Listed Building – Grade II
- Official name: Nos 14–17 (consecutive) Church Row
- Designated: 12 August 1985
- Reference no.: 1340279

= Yorke Almshouses =

The Yorke Almshouses, Nos. 14–17 Church Row, Forthampton, Gloucestershire, England, are a range of four almshouses designed by the architect William Burges in 1865. The block is a Grade II listed building and the almshouses remain private residences.

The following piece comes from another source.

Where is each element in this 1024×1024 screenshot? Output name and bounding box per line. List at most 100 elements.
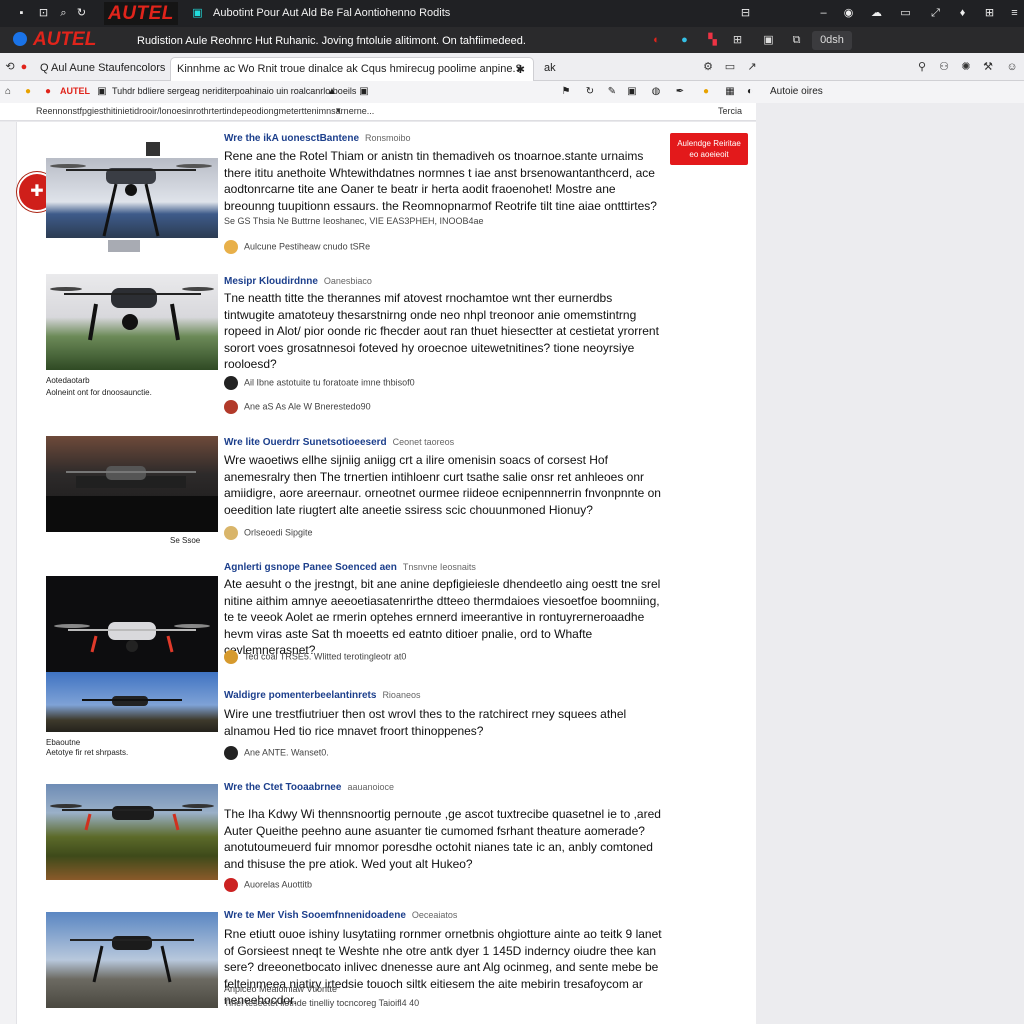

==History and description==
Burges designed the almshouses in 1865. His patron was Joseph Yorke, of the family of local landowners. The family fortune had been established by Philip Yorke, 1st Earl of Hardwicke, a successful lawyer and politician. His son James Yorke (1730–1808) acquired the Forthampton Court estate in 1762, through his marriage to an heiress, Mary Maddox. James Yorke became successively Bishop of St David's, Bishop of Gloucester and Bishop of Ely. His grandson Joseph commissioned Burges to undertake a restoration of the Forthampton parish church, St Mary the Virgin, between 1863 and 1866, and the almshouses, which stand next to the church, were completed during this period. The restoration and construction work at Forthampton was conceived as a memorial to Joseph's daughter, Augusta Emmeline, who died in 1863, weeks after giving birth to an heir.

Alan Brooks, in the revised 2002 Gloucestershire volume of Pevsner's Buildings of England series, describes the Yorke almshouses as "a thin row, with gables bearing the Yorke arms and their crest as finials". They are built of limestone, to a symmetrical design, with a fish scale tiled roof. The complete block is designated a Grade II listed building.